Es stellt sich die Frage wie die FIFA die Vergabe an ein Land, in dem Menschenrechtsverletzungen an der Tagesordnung sind, mit ihren Statuten in Einklang bringen kann. Es ist die eine Sache wenn der Weltfußballverband Länder aufgrund schwerer Menschenrechtsverletzungen nicht ausschließt – sie mit einer WM-Endrunde zu belohnen ist jedoch absolut nicht nachvollziehbar.
Ausländische Arbeitsmigranten, die auch die neuen Stadien bauen werden, stellen 80% der Bevölkerung dar und werden nicht nur ausgebeutet, sondern regelmäßig körperlich misshandelt. Recht auf freie Meinungsäußerung existiert nicht, man sollte beim Fluchen besser aufpassen, sonst kann man schon mal wegen Blasphemie hinter Gitter landen. So erging es einem libanesischen Staatsbürger, der verletzt auf der Bahre liegend, auf dem Weg zum Krankenwagen „blasphemische Worte“ äußerte. Insgesamt wurden 2010 sechs ausländische Staatsbürger wegen Blasphemie verurteilt, vier davon bekamen die Höchststrafe von sieben Jahren. Jedes Jahr werden zudem an die 100 Menschen wegen „unerlaubter sexueller Beziehungen“ eingesperrt. Homosexualität steht unter Strafe und kann bis zu fünf Jahren Haft nach sich ziehen. Religionsaustritt gilt als ein Kapitalverbrechen auf das zumindest theoretisch die Todesstrafe steht, Alkoholkonsum in der Öffentlichkeit ist streng verboten und auch ausländische Staatsbürger können für dieses Vergehen Peitschenhiebe bekommen.
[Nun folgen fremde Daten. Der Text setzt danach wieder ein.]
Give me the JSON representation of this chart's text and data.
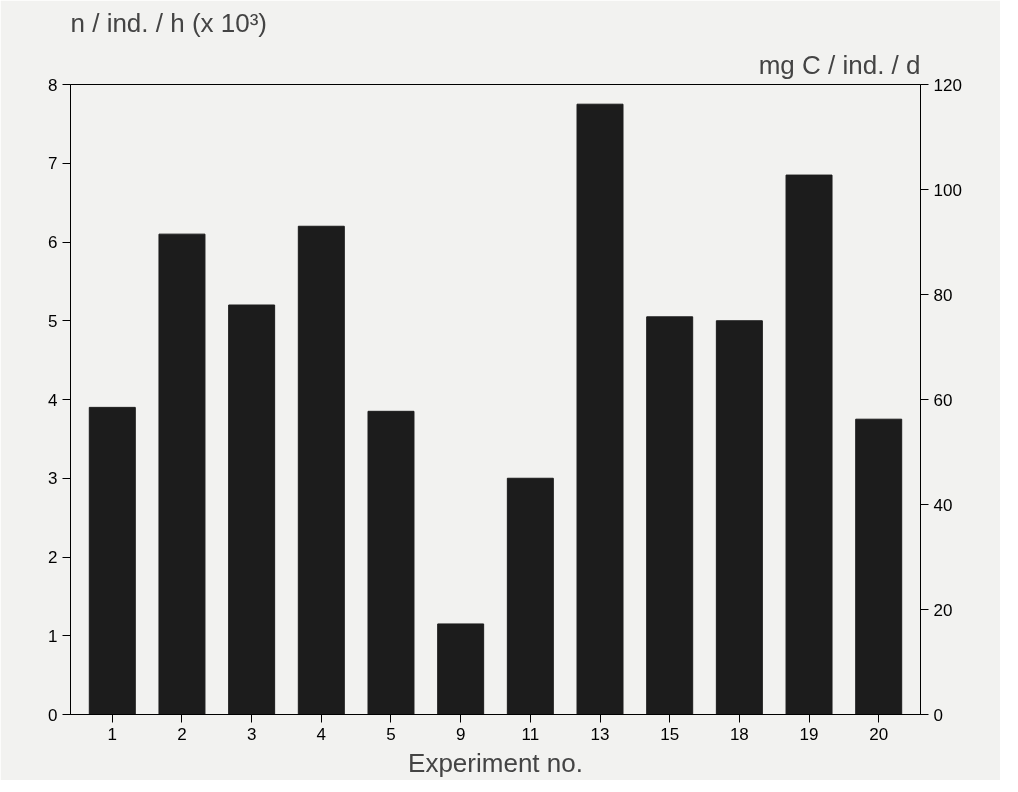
{
  "chart_data": {
    "type": "bar",
    "ylabel": "n / ind. / h (x 10³)",
    "y2label": "mg C / ind. / d",
    "xlabel": "Experiment no.",
    "categories": [
      "1",
      "2",
      "3",
      "4",
      "5",
      "9",
      "11",
      "13",
      "15",
      "18",
      "19",
      "20"
    ],
    "series": [
      {
        "color": "#1c1c1c",
        "values": [
          3.9,
          6.1,
          5.2,
          6.2,
          3.85,
          1.15,
          3.0,
          7.75,
          5.05,
          5.0,
          6.85,
          3.75
        ]
      }
    ],
    "ylim": [
      0,
      8
    ],
    "yticks": [
      0,
      1,
      2,
      3,
      4,
      5,
      6,
      7,
      8
    ],
    "y2lim": [
      0,
      120
    ],
    "y2ticks": [
      0,
      20,
      40,
      60,
      80,
      100,
      120
    ],
    "grid": false
  }
}
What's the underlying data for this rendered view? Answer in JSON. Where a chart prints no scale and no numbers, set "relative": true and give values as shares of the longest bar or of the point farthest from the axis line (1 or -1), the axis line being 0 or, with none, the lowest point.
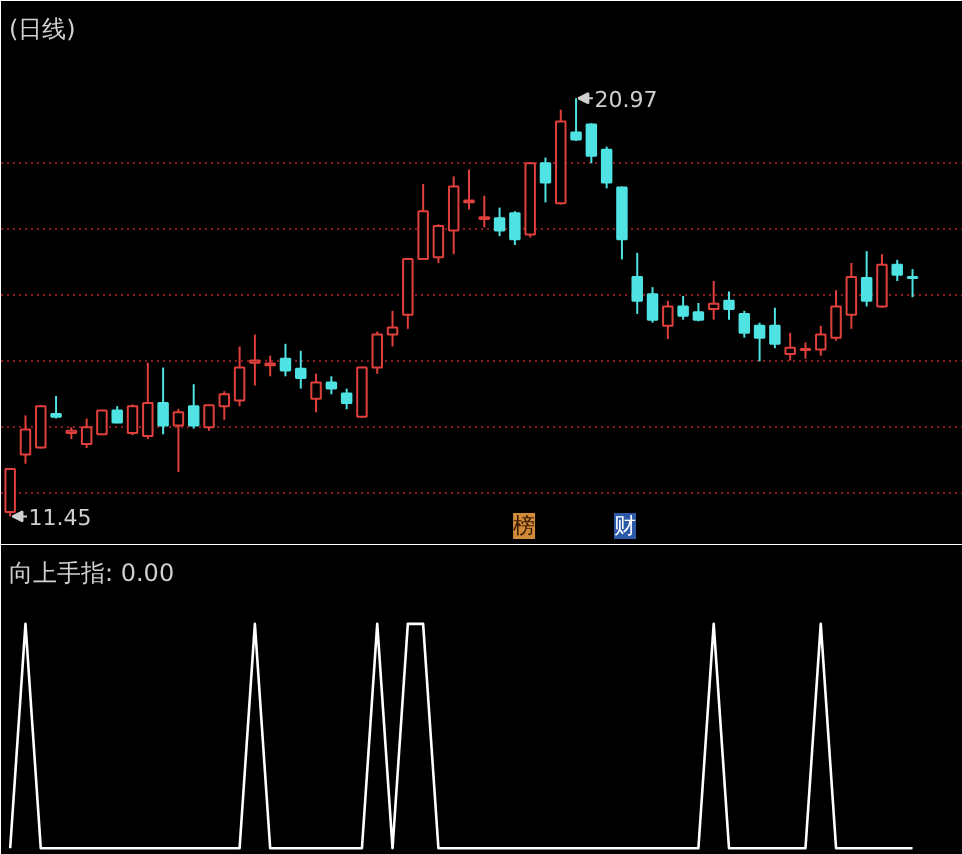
{
  "chart_data": [
    {
      "type": "candlestick",
      "title": "(日线)",
      "categories": [
        null,
        null,
        null,
        null,
        null,
        null,
        null,
        null,
        null,
        null,
        null,
        null,
        null,
        null,
        null,
        null,
        null,
        null,
        null,
        null,
        null,
        null,
        null,
        null,
        null,
        null,
        null,
        null,
        null,
        null,
        null,
        null,
        null,
        null,
        null,
        null,
        null,
        null,
        null,
        null,
        null,
        null,
        null,
        null,
        null,
        null,
        null,
        null,
        null,
        null,
        null,
        null,
        null,
        null,
        null,
        null,
        null,
        null,
        null,
        null
      ],
      "ohlc": [
        [
          11.55,
          12.55,
          11.45,
          12.53
        ],
        [
          12.86,
          13.75,
          12.65,
          13.43
        ],
        [
          13.02,
          13.98,
          13.0,
          13.96
        ],
        [
          13.78,
          14.19,
          13.68,
          13.72
        ],
        [
          13.35,
          13.48,
          13.21,
          13.4
        ],
        [
          13.1,
          13.68,
          13.01,
          13.48
        ],
        [
          13.32,
          13.88,
          13.3,
          13.86
        ],
        [
          13.86,
          13.96,
          13.57,
          13.59
        ],
        [
          13.35,
          14.0,
          13.3,
          13.96
        ],
        [
          13.28,
          14.95,
          13.21,
          14.03
        ],
        [
          14.03,
          14.84,
          13.32,
          13.52
        ],
        [
          13.52,
          13.9,
          12.46,
          13.82
        ],
        [
          13.96,
          14.46,
          13.45,
          13.52
        ],
        [
          13.48,
          14.0,
          13.4,
          13.98
        ],
        [
          13.96,
          14.3,
          13.65,
          14.23
        ],
        [
          14.09,
          15.32,
          13.96,
          14.84
        ],
        [
          14.95,
          15.59,
          14.43,
          15.0
        ],
        [
          14.89,
          15.11,
          14.64,
          14.93
        ],
        [
          15.04,
          15.38,
          14.64,
          14.77
        ],
        [
          14.81,
          15.22,
          14.36,
          14.6
        ],
        [
          14.13,
          14.7,
          13.82,
          14.5
        ],
        [
          14.5,
          14.64,
          14.23,
          14.36
        ],
        [
          14.25,
          14.36,
          13.89,
          14.03
        ],
        [
          13.72,
          14.86,
          13.7,
          14.84
        ],
        [
          14.84,
          15.66,
          14.7,
          15.59
        ],
        [
          15.59,
          16.13,
          15.32,
          15.75
        ],
        [
          16.04,
          17.33,
          15.72,
          17.31
        ],
        [
          17.31,
          19.02,
          17.29,
          18.4
        ],
        [
          17.35,
          18.1,
          17.22,
          18.06
        ],
        [
          17.96,
          19.19,
          17.42,
          18.96
        ],
        [
          18.6,
          19.35,
          18.44,
          18.64
        ],
        [
          18.22,
          18.75,
          18.03,
          18.26
        ],
        [
          18.24,
          18.48,
          17.83,
          17.96
        ],
        [
          18.35,
          18.4,
          17.63,
          17.76
        ],
        [
          17.87,
          19.5,
          17.8,
          19.49
        ],
        [
          19.49,
          19.62,
          18.6,
          19.05
        ],
        [
          18.58,
          20.71,
          18.55,
          20.44
        ],
        [
          20.19,
          20.97,
          20.0,
          20.03
        ],
        [
          20.37,
          20.4,
          19.49,
          19.66
        ],
        [
          19.8,
          19.87,
          18.92,
          19.05
        ],
        [
          18.94,
          18.96,
          17.3,
          17.76
        ],
        [
          16.9,
          17.45,
          16.06,
          16.36
        ],
        [
          16.51,
          16.67,
          15.86,
          15.93
        ],
        [
          15.79,
          16.36,
          15.49,
          16.23
        ],
        [
          16.23,
          16.47,
          15.93,
          16.02
        ],
        [
          16.1,
          16.31,
          15.89,
          15.93
        ],
        [
          16.17,
          16.81,
          15.93,
          16.29
        ],
        [
          16.36,
          16.57,
          15.93,
          16.17
        ],
        [
          16.06,
          16.13,
          15.52,
          15.63
        ],
        [
          15.79,
          15.86,
          14.98,
          15.52
        ],
        [
          15.79,
          16.2,
          15.28,
          15.38
        ],
        [
          15.15,
          15.63,
          15.0,
          15.29
        ],
        [
          15.24,
          15.41,
          15.04,
          15.26
        ],
        [
          15.25,
          15.79,
          15.11,
          15.59
        ],
        [
          15.52,
          16.6,
          15.45,
          16.23
        ],
        [
          16.04,
          17.22,
          15.72,
          16.9
        ],
        [
          16.88,
          17.49,
          16.23,
          16.36
        ],
        [
          16.23,
          17.42,
          16.2,
          17.18
        ],
        [
          17.18,
          17.29,
          16.81,
          16.95
        ],
        [
          16.9,
          17.08,
          16.44,
          16.88
        ]
      ],
      "colors": [
        "#e0403c",
        "#e0403c",
        "#e0403c",
        "#4fe3e3",
        "#e0403c",
        "#e0403c",
        "#e0403c",
        "#4fe3e3",
        "#e0403c",
        "#e0403c",
        "#4fe3e3",
        "#e0403c",
        "#4fe3e3",
        "#e0403c",
        "#e0403c",
        "#e0403c",
        "#e0403c",
        "#e0403c",
        "#4fe3e3",
        "#4fe3e3",
        "#e0403c",
        "#4fe3e3",
        "#4fe3e3",
        "#e0403c",
        "#e0403c",
        "#e0403c",
        "#e0403c",
        "#e0403c",
        "#e0403c",
        "#e0403c",
        "#e0403c",
        "#e0403c",
        "#4fe3e3",
        "#4fe3e3",
        "#e0403c",
        "#4fe3e3",
        "#e0403c",
        "#4fe3e3",
        "#4fe3e3",
        "#4fe3e3",
        "#4fe3e3",
        "#4fe3e3",
        "#4fe3e3",
        "#e0403c",
        "#4fe3e3",
        "#4fe3e3",
        "#e0403c",
        "#4fe3e3",
        "#4fe3e3",
        "#4fe3e3",
        "#4fe3e3",
        "#e0403c",
        "#e0403c",
        "#e0403c",
        "#e0403c",
        "#e0403c",
        "#4fe3e3",
        "#e0403c",
        "#4fe3e3",
        "#4fe3e3"
      ],
      "value_labels": [
        "11.45",
        null,
        null,
        null,
        null,
        null,
        null,
        null,
        null,
        null,
        null,
        null,
        null,
        null,
        null,
        null,
        null,
        null,
        null,
        null,
        null,
        null,
        null,
        null,
        null,
        null,
        null,
        null,
        null,
        null,
        null,
        null,
        null,
        null,
        null,
        null,
        null,
        "20.97",
        null,
        null,
        null,
        null,
        null,
        null,
        null,
        null,
        null,
        null,
        null,
        null,
        null,
        null,
        null,
        null,
        null,
        null,
        null,
        null,
        null,
        null
      ],
      "ylim": [
        10.8,
        22.0
      ],
      "yticks": [
        {
          "value": 12.0,
          "label": null
        },
        {
          "value": 13.5,
          "label": null
        },
        {
          "value": 15.0,
          "label": null
        },
        {
          "value": 16.5,
          "label": null
        },
        {
          "value": 18.0,
          "label": null
        },
        {
          "value": 19.5,
          "label": null
        }
      ],
      "grid": "y",
      "tick_labels": false,
      "annotations": [
        "榜",
        "财"
      ]
    },
    {
      "type": "line",
      "title": "向上手指: 0.00",
      "relative": true,
      "categories": [
        null,
        null,
        null,
        null,
        null,
        null,
        null,
        null,
        null,
        null,
        null,
        null,
        null,
        null,
        null,
        null,
        null,
        null,
        null,
        null,
        null,
        null,
        null,
        null,
        null,
        null,
        null,
        null,
        null,
        null,
        null,
        null,
        null,
        null,
        null,
        null,
        null,
        null,
        null,
        null,
        null,
        null,
        null,
        null,
        null,
        null,
        null,
        null,
        null,
        null,
        null,
        null,
        null,
        null,
        null,
        null,
        null,
        null,
        null,
        null
      ],
      "series": [
        {
          "color": "#ffffff",
          "values": [
            0,
            1,
            0,
            0,
            0,
            0,
            0,
            0,
            0,
            0,
            0,
            0,
            0,
            0,
            0,
            0,
            1,
            0,
            0,
            0,
            0,
            0,
            0,
            0,
            1,
            0,
            1,
            1,
            0,
            0,
            0,
            0,
            0,
            0,
            0,
            0,
            0,
            0,
            0,
            0,
            0,
            0,
            0,
            0,
            0,
            0,
            1,
            0,
            0,
            0,
            0,
            0,
            0,
            1,
            0,
            0,
            0,
            0,
            0,
            0
          ]
        }
      ],
      "tick_labels": false
    }
  ]
}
Kombiniert man die Menschenrechtsverletzungen mit der nicht existenten Technologie, dann kann man der FIFA zu dieser Vergabe wirklich nur gratulieren. UEFA-Präsident Michel Platini, der nun für die Winterspiele plädiert, stimmte im Jahr 2010 ebenfalls für Katar. Es spielte sicherlich keine Rolle, dass sein Sohn Laurent Platini einen Monat nach der Vergabe an Katar einen absoluten Top-Job bei Qatar Sports Investments zugeschanzt bekam, oder?